Synovial chondrosarcoma: a single‐institution experience with molecular investigations and review of the literature

2020 
Aims the aim is to evaluate the available diagnostic histologic criteria of synovial chondrosarcoma and to screen for the presence of IDH1/2 mutations in a series of cases of this malignant cartilaginous neoplasm. Methods and results ten cases of synovial chondrosarcoma diagnosed at our Institute were reviewed. At presentation, all tumors occurred in adults (median age 62 years). The most common location was the knee joint (5 cases) and the size at diagnosis ranged from 3 to 17 cm. Eight patients had secondary synovial chondrosarcomas associated with pre-existing/recurrent or concomitant synovial chondromatosis. Five patients had local recurrences and three had lung metastases. All cases with intralesional excisions developed local recurrences while those that underwent wide resections did not. At last follow-up (mean: 91 months), available for nine patients, seven patients were alive and disease free, one patient died of disease and one was alive with paravertebral metastases.
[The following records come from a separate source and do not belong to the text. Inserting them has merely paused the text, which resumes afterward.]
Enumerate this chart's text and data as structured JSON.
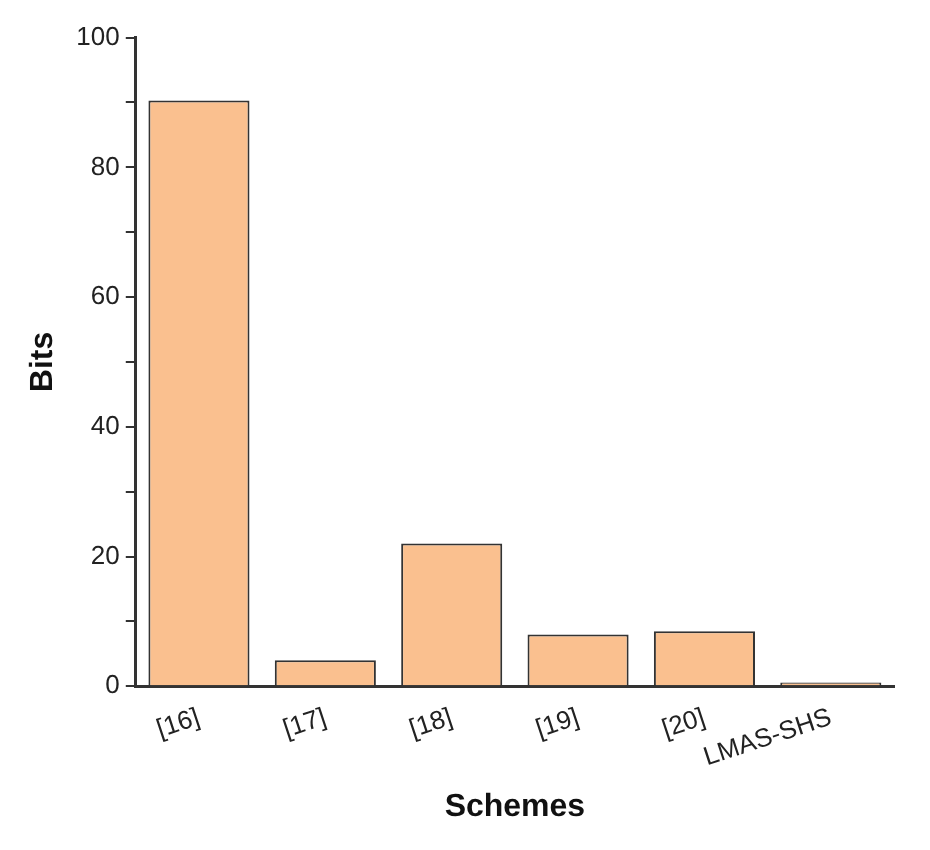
{
  "chart_data": {
    "type": "bar",
    "xlabel": "Schemes",
    "ylabel": "Bits",
    "categories": [
      "[16]",
      "[17]",
      "[18]",
      "[19]",
      "[20]",
      "LMAS-SHS"
    ],
    "values": [
      90.3,
      4,
      22,
      8,
      8.5,
      0.6
    ],
    "color": "#fac08f",
    "ylim": [
      0,
      100
    ],
    "yticks": [
      0,
      {
        "value": 10,
        "label": null
      },
      20,
      {
        "value": 30,
        "label": null
      },
      40,
      {
        "value": 50,
        "label": null
      },
      60,
      {
        "value": 70,
        "label": null
      },
      80,
      {
        "value": 90,
        "label": null
      },
      100
    ],
    "grid": false,
    "legend": false
  }
}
Frequent histological features observed included loss of clustering of chondrocytes (9 cases), presence of variable amount of myxoid matrix (8 cases), peripheral hypercellularity (8 cases), tumor necrosis (6 cases) and spindling of chondrocytes (4 cases). Of the seven cases amenable for evaluation of bone permeation, six showed infiltration of bone marrow. All seven cases screened for mutations of the exon 4 of IDH1 and IDH2 were found to be wild-type. Conclusions Histologic criteria in correlation with clinical and radiological features allow recognition of synovial chondrosarcoma. IDH1/2 mutations were not present in synovial chondrosarcoma. Adequate surgical margins are important for disease control.